Hydrogen peroxide potentiates a persistent tetrodotoxin-induced hyperpolarizing response in human and rat sensory axons in vitro.

Reginald Docherty1, Lionel Ginsberg2,3, Weijia Jiang1, Richard Orrell2, Anupam Bhattacharjee3. 1Wolfson CARD, King's College London, London, UK, 2Institute of Neurology, University College London, London, UK, 3Dept of Neurology, Royal Free Hospital, London, UK

Tetrodotoxin-sensitive (TTXS) voltage-gated sodium channels generate a persistent depolarizing membrane current (PSC) that can be detected extracellularly as a persistent hyperpolarizing DC potential response when TTX is applied to isolated axons (Stys et al, 1993). We have used a grease-gap recording method to measure this response in isolated, desheathed fascicles of human sural nerve (biopsied from patients with neuropathy) and in rat (Wistar, either sex, 200-400 g) saphenous nerve (Docherty et al, 2013). Our goal was to confirm that the axonal PSC is present in human and rat sensory axons and to determine whether it is influenced by exposing the tissue to H2O2 as a source of reactive oxygen species (ROS). Free-radical damage to nerves may be a mechanism of generating persistent pain signals in peripheral neuropathies.
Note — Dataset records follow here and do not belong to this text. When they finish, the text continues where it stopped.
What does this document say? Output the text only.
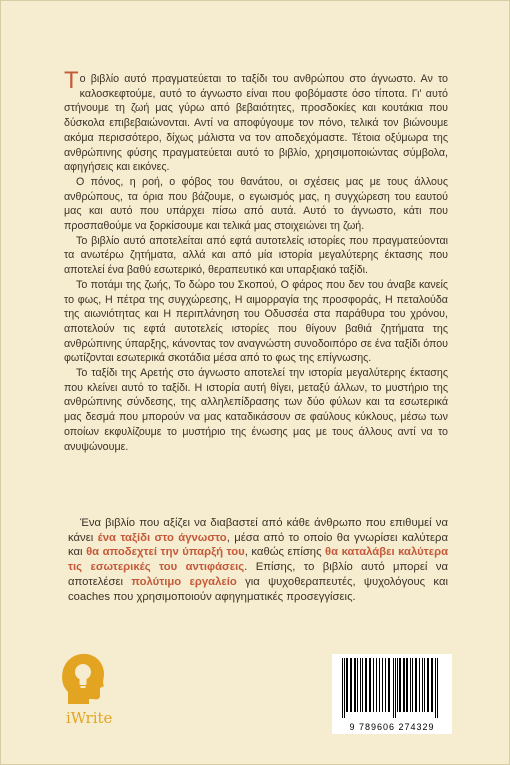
Το βιβλίο αυτό πραγματεύεται το ταξίδι του ανθρώπου στο άγνωστο. Αν το καλοσκεφτούμε, αυτό το άγνωστο είναι που φοβόμαστε όσο τίποτα. Γι' αυτό στήνουμε τη ζωή μας γύρω από βεβαιότητες, προσδοκίες και κουτάκια που δύσκολα επιβεβαιώνονται. Αντί να αποφύγουμε τον πόνο, τελικά τον βιώνουμε ακόμα περισσότερο, δίχως μάλιστα να τον αποδεχόμαστε. Τέτοια οξύμωρα της ανθρώπινης φύσης πραγματεύεται αυτό το βιβλίο, χρησιμοποιώντας σύμβολα, αφηγήσεις και εικόνες.

Ο πόνος, η ροή, ο φόβος του θανάτου, οι σχέσεις μας με τους άλλους ανθρώπους, τα όρια που βάζουμε, ο εγωισμός μας, η συγχώρεση του εαυτού μας και αυτό που υπάρχει πίσω από αυτά. Αυτό το άγνωστο, κάτι που προσπαθούμε να ξορκίσουμε και τελικά μας στοιχειώνει τη ζωή.

Το βιβλίο αυτό αποτελείται από εφτά αυτοτελείς ιστορίες που πραγματεύονται τα ανωτέρω ζητήματα, αλλά και από μία ιστορία μεγαλύτερης έκτασης που αποτελεί ένα βαθύ εσωτερικό, θεραπευτικό και υπαρξιακό ταξίδι.

Το ποτάμι της ζωής, Το δώρο του Σκοπού, Ο φάρος που δεν του άναβε κανείς το φως, Η πέτρα της συγχώρεσης, Η αιμορραγία της προσφοράς, Η πεταλούδα της αιωνιότητας και Η περιπλάνηση του Οδυσσέα στα παράθυρα του χρόνου, αποτελούν τις εφτά αυτοτελείς ιστορίες που θίγουν βαθιά ζητήματα της ανθρώπινης ύπαρξης, κάνοντας τον αναγνώστη συνοδοιπόρο σε ένα ταξίδι όπου φωτίζονται εσωτερικά σκοτάδια μέσα από το φως της επίγνωσης.

Το ταξίδι της Αρετής στο άγνωστο αποτελεί την ιστορία μεγαλύτερης έκτασης που κλείνει αυτό το ταξίδι. Η ιστορία αυτή θίγει, μεταξύ άλλων, το μυστήριο της ανθρώπινης σύνδεσης, της αλληλεπίδρασης των δύο φύλων και τα εσωτερικά μας δεσμά που μπορούν να μας καταδικάσουν σε φαύλους κύκλους, μέσω των οποίων εκφυλίζουμε το μυστήριο της ένωσης μας με τους άλλους αντί να το ανυψώνουμε.

Ένα βιβλίο που αξίζει να διαβαστεί από κάθε άνθρωπο που επιθυμεί να κάνει ένα ταξίδι στο άγνωστο, μέσα από το οποίο θα γνωρίσει καλύτερα και θα αποδεχτεί την ύπαρξή του, καθώς επίσης θα καταλάβει καλύτερα τις εσωτερικές του αντιφάσεις. Επίσης, το βιβλίο αυτό μπορεί να αποτελέσει πολύτιμο εργαλείο για ψυχοθεραπευτές, ψυχολόγους και coaches που χρησιμοποιούν αφηγηματικές προσεγγίσεις.

iWrite	9 789606 274329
Responses to TTX were measured as the integrated DC potential occurring during 1-4 mins following application of TTX (1 or 2.5 microM) to naive nerves and to nerves that had been conditioned by exposure to H2O2 (70 mM) for 5-15 min. All drugs were applied by adding them to the superfusate. AC-coupled compound action potentials (CAPs) were measured as described previously in response to constant current electrical stimulation (0.03 - 4.51 nA) of the same nerves. All data are expressed as mean ± s.e.m.

When TTX (2.5 microM) was applied to naive rat nerves there was a complete block of action potential conduction and a clear hyperpolarizing response to TTX (-6.84 ± 2.66 mV.s, n = 8). When TTX was applied to rat nerves that had been conditioned by exposure to H2O2 the TTX-induced hyperpolarisation was significantly larger (-26.12 ± 5.88 mV.s; n=13; P < 0.05, unpaired 2 tailed Student's t-test). Application of H2O2 (n = 14) caused a transient depolarizing DC potential (0.55 ± 0.11 mV) that was followed by a hyperpolarisation (-0.13 ± 0.05 mV).

Application of TTX (1 microM) to human nerves blocked both A and C fibre CAPs and revealed a smaller, slower TTX-resistant CAP in 6 of 8 nerves. When the TTX (1 microM) was applied to naïve human nerves there was a hyperpolarisation of -1.04 ± 0.42 mV.s (n = 8). When TTX (1 microM) was applied after H2O2 there was a significantly larger hyperpolarisation (-5.91 ± 0.86 mV.ms, n = 4, P<0.001, unpaired 2-tailed Students's test). By contrast to the rat nerves, H2O2 had no clear effect on DC potential (0.02 ± 0.02 mV, n = 10) when applied to isolated human nerves.

The data show that both human and rat sensory axons exhibit a PSC in vitro and that this is increased significantly when the axons are exposed to H2O2. The mechanism of potentiation of the PSC is probably different from that of the direct depolarizing action of H2O2 since the depolarization occurred only in rat and not in human axons but potentiation of the PSC occurred in both species.

References:

Docherty RJ et al, Pain 154: 1569, 2013.

Stys PK et al, Proc Natl Acad Sci USA 90:6976, 1993.